Il allait protester. Je le vis à son visage, à cette expression connue qui se préparait déjà. Les mots lui montaient aux lèvres. Puis son regard glissa vers l’entrée vide, vers les clés de sa mère abandonnées sur le meuble, vers ma manche trempée. Alors il se tut.
Le lendemain, il acheta vraiment une panière. Elle était bon marché, bleue, avec une poignée de travers. Il la posa près de son côté de l’armoire, avec une maladresse presque touchante, comme s’il ne déposait pas un simple objet, mais un aveu qu’il ne savait pas formuler.
Monique Mercier appela le soir même. Pas moi : Julien. Il alla dans la cuisine, sans refermer la porte, et quelques morceaux de phrases me parvinrent.
— Non, maman, je ne les apporterai pas.
Un silence.
— Parce que ce sont vos affaires.
Le silence s’étira.
— Oui, je comprends que ça te contrarie. Mais Émilie n’a aucune obligation de le faire.
Il ne parlait pas en héros. Il n’avait même pas une fermeté spectaculaire. Pour la première fois, simplement, il ne me transmettait pas la conversation comme on transmet une charge. Ce n’était pas assez pour réparer tout ce qui s’était abîmé. Mais c’était assez pour que je ne lance plus une machine par peur du mécontentement des autres.
Une heure plus tard, il posa deux tasses de thé sur la table. La mienne était sans sucre. Il s’en était souvenu. Il s’assit en face de moi, poussa vers moi une petite soucoupe avec du citron, et ne fit pas semblant que rien ne s’était passé.
— Je croyais vraiment que ce n’était qu’un détail, dit-il.
Je refermai mes mains autour de la tasse.
— Pour toi, c’en était un. Parce que c’est moi qui le faisais.

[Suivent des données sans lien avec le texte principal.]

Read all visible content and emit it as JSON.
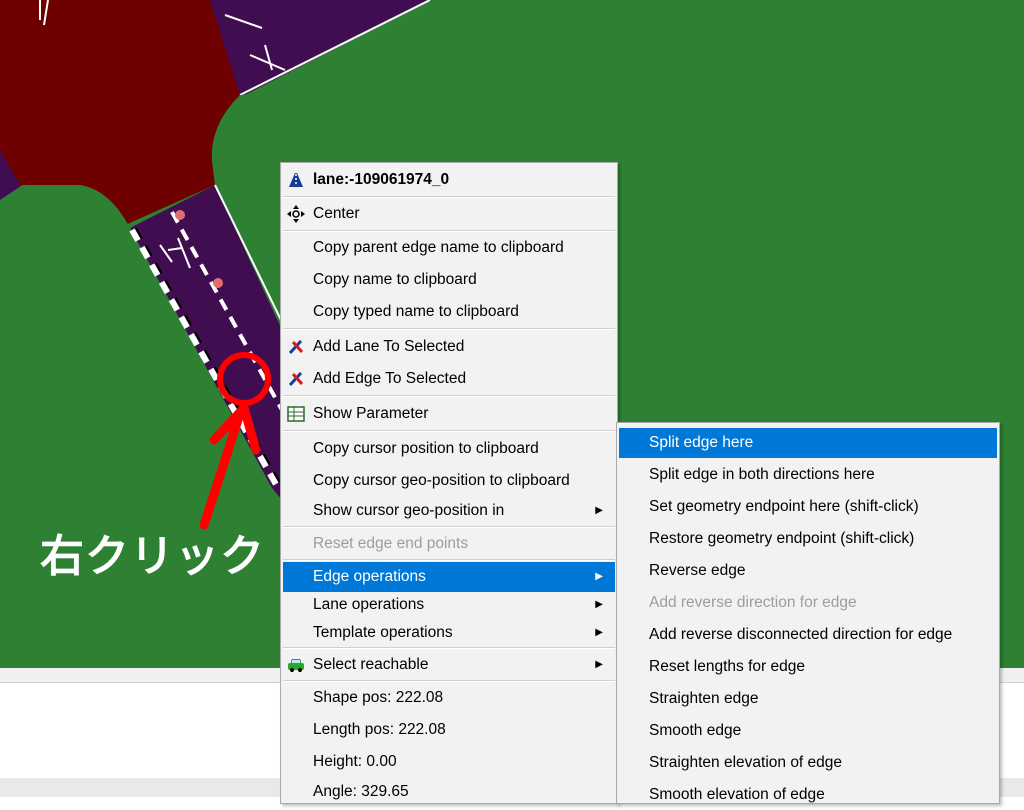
{
  "colors": {
    "grass": "#2e8032",
    "road": "#400e50",
    "junction": "#6e0000",
    "highlight": "#0078d7",
    "annotation": "#ff0000"
  },
  "annotation": {
    "text": "右クリック"
  },
  "context_menu": {
    "title": {
      "label": "lane:-109061974_0",
      "icon": "lane-icon"
    },
    "center": {
      "label": "Center",
      "icon": "move-icon"
    },
    "copy_parent_edge_name": "Copy parent edge name to clipboard",
    "copy_name": "Copy name to clipboard",
    "copy_typed_name": "Copy typed name to clipboard",
    "add_lane_to_selected": {
      "label": "Add Lane To Selected",
      "icon": "select-icon"
    },
    "add_edge_to_selected": {
      "label": "Add Edge To Selected",
      "icon": "select-icon"
    },
    "show_parameter": {
      "label": "Show Parameter",
      "icon": "table-icon"
    },
    "copy_cursor_position": "Copy cursor position to clipboard",
    "copy_cursor_geo_position": "Copy cursor geo-position to clipboard",
    "show_cursor_geo_position_in": "Show cursor geo-position in",
    "reset_edge_end_points": "Reset edge end points",
    "edge_operations": "Edge operations",
    "lane_operations": "Lane operations",
    "template_operations": "Template operations",
    "select_reachable": {
      "label": "Select reachable",
      "icon": "car-icon"
    },
    "shape_pos": "Shape pos: 222.08",
    "length_pos": "Length pos: 222.08",
    "height": "Height: 0.00",
    "angle": "Angle: 329.65"
  },
  "edge_submenu": {
    "split_edge_here": "Split edge here",
    "split_edge_both": "Split edge in both directions here",
    "set_geometry_endpoint": "Set geometry endpoint here (shift-click)",
    "restore_geometry_endpoint": "Restore geometry endpoint (shift-click)",
    "reverse_edge": "Reverse edge",
    "add_reverse_direction": "Add reverse direction for edge",
    "add_reverse_disconnected": "Add reverse disconnected direction for edge",
    "reset_lengths": "Reset lengths for edge",
    "straighten_edge": "Straighten edge",
    "smooth_edge": "Smooth edge",
    "straighten_elevation": "Straighten elevation of edge",
    "smooth_elevation": "Smooth elevation of edge"
  }
}
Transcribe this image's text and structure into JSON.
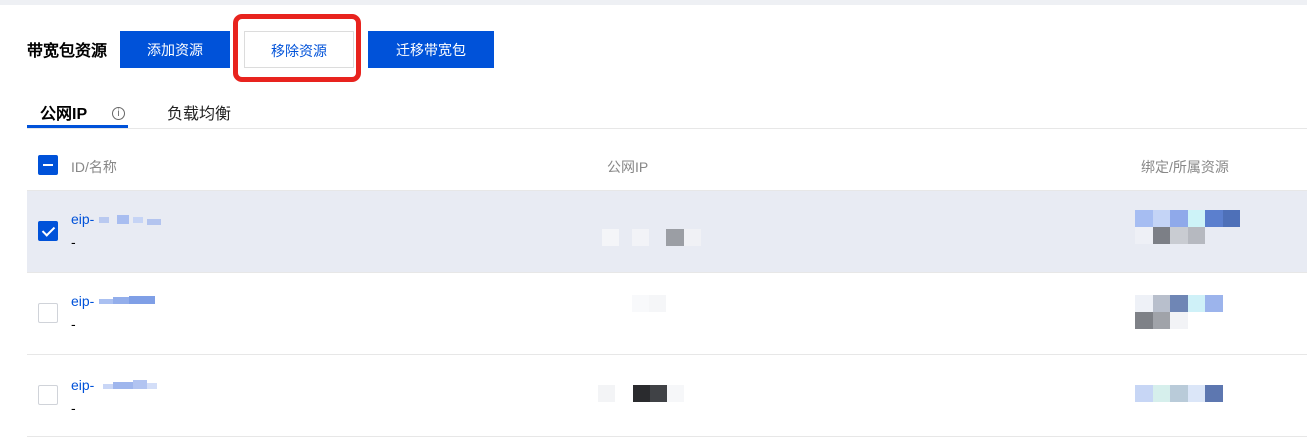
{
  "section": {
    "title": "带宽包资源"
  },
  "toolbar": {
    "add_label": "添加资源",
    "remove_label": "移除资源",
    "migrate_label": "迁移带宽包"
  },
  "tabs": [
    {
      "label": "公网IP",
      "active": true,
      "info_icon": "info-icon"
    },
    {
      "label": "负载均衡",
      "active": false
    }
  ],
  "table": {
    "columns": [
      "ID/名称",
      "公网IP",
      "绑定/所属资源"
    ],
    "header_checkbox": "indeterminate",
    "rows": [
      {
        "selected": true,
        "id_prefix": "eip-",
        "name": "-"
      },
      {
        "selected": false,
        "id_prefix": "eip-",
        "name": "-"
      },
      {
        "selected": false,
        "id_prefix": "eip-",
        "name": "-"
      }
    ]
  },
  "colors": {
    "primary": "#0052d9",
    "highlight": "#e8231e",
    "selected_row_bg": "#e8ebf3"
  },
  "icons": [
    "info-icon",
    "checkbox-indeterminate-icon",
    "checkbox-checked-icon"
  ]
}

Il ne hocha pas la tête tout de suite. Il fixa la table, où la chaleur d’une tasse avait laissé une marque légère sur la surface claire. Puis il se leva, prit une serviette et l’essuya lui-même. Un geste minuscule, presque dérisoire après tout ce qui venait d’arriver. Pourtant, c’est parfois ainsi qu’une nouvelle limite commence : sans éclat, sans promesse grandiose, sans belles phrases.
Je terminai mon thé et me rendis dans la salle de bains. Le lave-linge était vide. Sur le couvercle, plus de petits mots, plus de chemisiers inconnus, plus de sacs remplis de rideaux. Dans la panière, il n’y avait que mes affaires. Je refermai le hublot et passai le doigt sur la rayure du dessus.
Cette machine ne resta pas inutilisée.
Elle cessa seulement de tourner pour ceux qui prenaient mon temps pour quelque chose de gratuit.